Dossier : Cégeps. 50 ans d’existence
La grève et ses soirs vaporeux
Mon passage au cégep a été marqué par la grève étudiante de 2012 et par mon implication comme président de l’association étudiante du Collège d’Alma. Le cégep était déjà une expérience riche en apprentissages pour moi et mes collègues étudiant·e·s. Nous formions une véritable communauté d’apprenants provenant de disciplines scolaires totalement différentes : sciences naturelles, sciences humaines, littérature, musique, arts, ébénisterie, métallurgie, informatique, agriculture, etc. Comme nous étudiions alors dans un petit milieu et que nous nous connaissions déjà pour la plupart avant notre entrée au cégep, nous ne vivions pas notre parcours scolaire en vase clos comme aurait pu faire en sorte le découpage en programme d’études. Le soir venu – et parfois sous influence de lubrifiants sociaux – nous rêvions de changer le monde, nous discutions d’œuvres d’art et de morceaux musicaux, nous développions des projets de toutes sortes, mais surtout, nous essayions de trouver ce qui faisait ou devait faire sens pour nous.
La grève étudiante – et toute la période d’effervescence qui l’a précédée et qui l’a suivie – a été très stimulante pour nous toutes et tous. À travers notre militantisme et face à des situations dans lesquelles nous ne pensions pas nous retrouver, nous avons développé des habiletés pratiques et appris à comprendre le monde tel qu’il se présentait à nous. Lorsque nous avons gagné notre vote de grève, je me rappelle un professeur qui m’avait alors dit : « Maintenant, c’est le vrai apprentissage qui va commencer. » La formule était peut-être un peu cliché, mais cela n’enlève rien à sa véracité.
Une politisation accélérée
Il n’est pas commun pour des jeunes de 18 ou 19 ans de faire les manchettes des journaux locaux et nationaux, de négocier avec des directions scolaires, de confronter les forces policières et de se retrouver devant les tribunaux. C’est peut-être encore moins commun lorsque cela est fait au nom de l’affirmation de principes politiques. Notre naïveté et notre inexpérience nous ont parfois causé de mauvaises surprises. À certains moments par contre, cette naïveté s’est révélée une force : faute de savoir qu’une entreprise était risquée, voire quasi impossible, nous mettions nos plans à exécution et, parfois, nous arrivions à réussir. Les apprentissages de la grève ont été aussi très pratiques à certains égards ; c’est grâce à la grève que j’ai appris à me servir d’un agenda !

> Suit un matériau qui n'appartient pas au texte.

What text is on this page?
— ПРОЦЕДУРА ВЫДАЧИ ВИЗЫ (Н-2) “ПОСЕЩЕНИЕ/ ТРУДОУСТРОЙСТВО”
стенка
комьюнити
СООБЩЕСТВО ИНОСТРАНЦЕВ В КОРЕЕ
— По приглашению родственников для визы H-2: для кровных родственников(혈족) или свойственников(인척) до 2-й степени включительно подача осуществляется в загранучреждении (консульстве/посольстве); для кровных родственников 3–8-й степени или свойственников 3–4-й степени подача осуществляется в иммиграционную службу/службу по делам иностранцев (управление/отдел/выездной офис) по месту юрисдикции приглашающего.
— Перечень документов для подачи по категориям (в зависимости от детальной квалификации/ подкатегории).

Même si nous vivions dans un petit milieu dans lequel il était beaucoup plus probable que l’on se connaisse, la grève a eu un effet rassembleur incroyable qui a fait sauter des barrières invisibles qui pouvaient nous isoler. Aujourd’hui, lorsque nous parlons de la grève entre ancien·ne·s camarades, c’est cet effet rassembleur qui revient d’abord à notre souvenir. Tous les matins, les piquets de grève pouvaient rassembler environ 300 personnes, pour un cégep totalisant 1000 étudiant·e·s. Au-delà du contact humain, la grève a aussi créé des divisions qui pouvaient dépasser les murs du cégep. Ma propre sœur, alors au secondaire, avait dans sa classe la sœur de la personne qui a déposé l’injonction contre notre grève. Dans mon cas, cette division a aussi précipité l’exode de ma région natale.
Aujourd’hui, les effets de la grève sont difficilement perceptibles à Alma, la plupart d’entre nous ayant quitté la ville pour nos études. Néanmoins, cinq ans après la grève, nous commençons tranquillement à revenir de notre exil temporaire et, qui sait, peut-être que les projets imaginés durant les soirs vaporeux de notre jeunesse étudiante finiront par se réaliser.